Nawal El Saadawi, an octogenarian legendary Egyptian feminist, has been out in the streets protesting along side everyone else. “Women and girls are beside boys in the streets,” she said while speaking to Amy Goodman’s Democracy Now!. Even she seems impressed by the gender equality in the streets of Cairo today, which she hopes will continue.

Much of the U.S. media’s coverage of the ongoing uprising in Egypt has been pretty alarmist and ignorant, in particular with regard to the “Islamist threat” posed by the Muslim Brotherhood. (See, for example, this astoundingly tone-deaf article in Slate by someone I suspect has little experience in Egypt.) But it has pleased me to see that the role of women has not gone completely ignored. While CNN may be focused on the Muslim Brotherhood (an issue for another day), even Newsweek has noted the important role that women that women are playing in the uprising, as has PBS.

In new media, too, we are seeing women represented. A powerful Facebook album of photographs of Egyptian women protesters has been widely circulated. Mona Eltahawy, an Egyptian feminist and dissident, has been one of the most active and visible people on Twitter. People are posting audio clips of women and girls leading protest chants.

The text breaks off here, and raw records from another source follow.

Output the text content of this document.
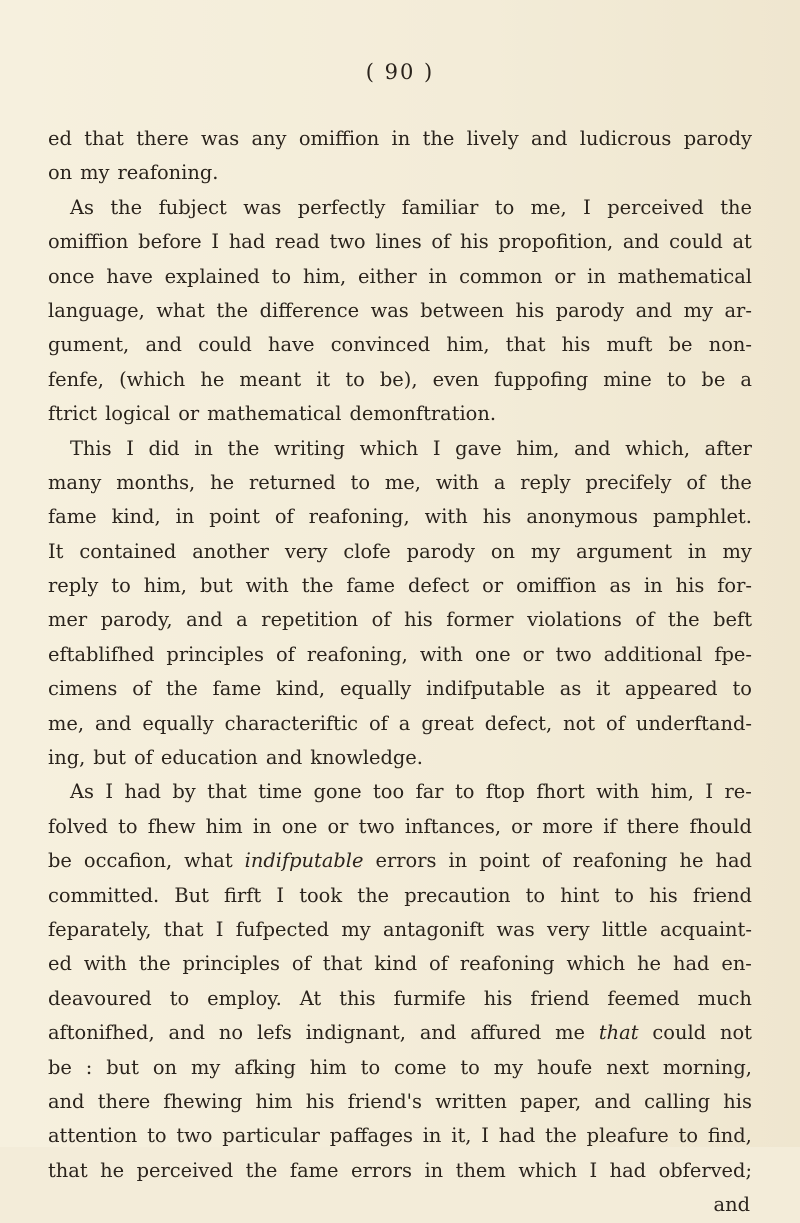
( 90 )
ed that there was any omiffion in the lively and ludicrous parody
on my reafoning.
As the fubject was perfectly familiar to me, I perceived the
omiffion before I had read two lines of his propofition, and could at
once have explained to him, either in common or in mathematical
language, what the difference was between his parody and my ar-
gument, and could have convinced him, that his muft be non-
fenfe, (which he meant it to be), even fuppofing mine to be a
ftrict logical or mathematical demonftration.
This I did in the writing which I gave him, and which, after
many months, he returned to me, with a reply precifely of the
fame kind, in point of reafoning, with his anonymous pamphlet.
It contained another very clofe parody on my argument in my
reply to him, but with the fame defect or omiffion as in his for-
mer parody, and a repetition of his former violations of the beft
eftablifhed principles of reafoning, with one or two additional fpe-
cimens of the fame kind, equally indifputable as it appeared to
me, and equally characteriftic of a great defect, not of underftand-
ing, but of education and knowledge.
As I had by that time gone too far to ftop fhort with him, I re-
folved to fhew him in one or two inftances, or more if there fhould
be occafion, what indifputable errors in point of reafoning he had
committed. But firft I took the precaution to hint to his friend
feparately, that I fufpected my antagonift was very little acquaint-
ed with the principles of that kind of reafoning which he had en-
deavoured to employ. At this furmife his friend feemed much
aftonifhed, and no lefs indignant, and affured me that could not
be : but on my afking him to come to my houfe next morning,
and there fhewing him his friend's written paper, and calling his
attention to two particular paffages in it, I had the pleafure to find,
that he perceived the fame errors in them which I had obferved;
and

There is a danger in making too much of the role of women in the uprising, a threat of turning it into a spectacle that – imagine! – Arab women, too, can be powerful advocates for change. (We saw a bit of this in Tunisia, to a certain extent.) Furthermore, we should remember that seeing women take to the streets in Cairo, Suez and elsewhere does not represent some kind of fundamental restructuring of gender relations in Egypt. What it demonstrates, though, is the depth and breadth of this movement in which all people, galvanized by the promise of a better life, are taking part, rich and poor, Muslims and Christians, liberals, leftists and Islamists, and, yes, men and women.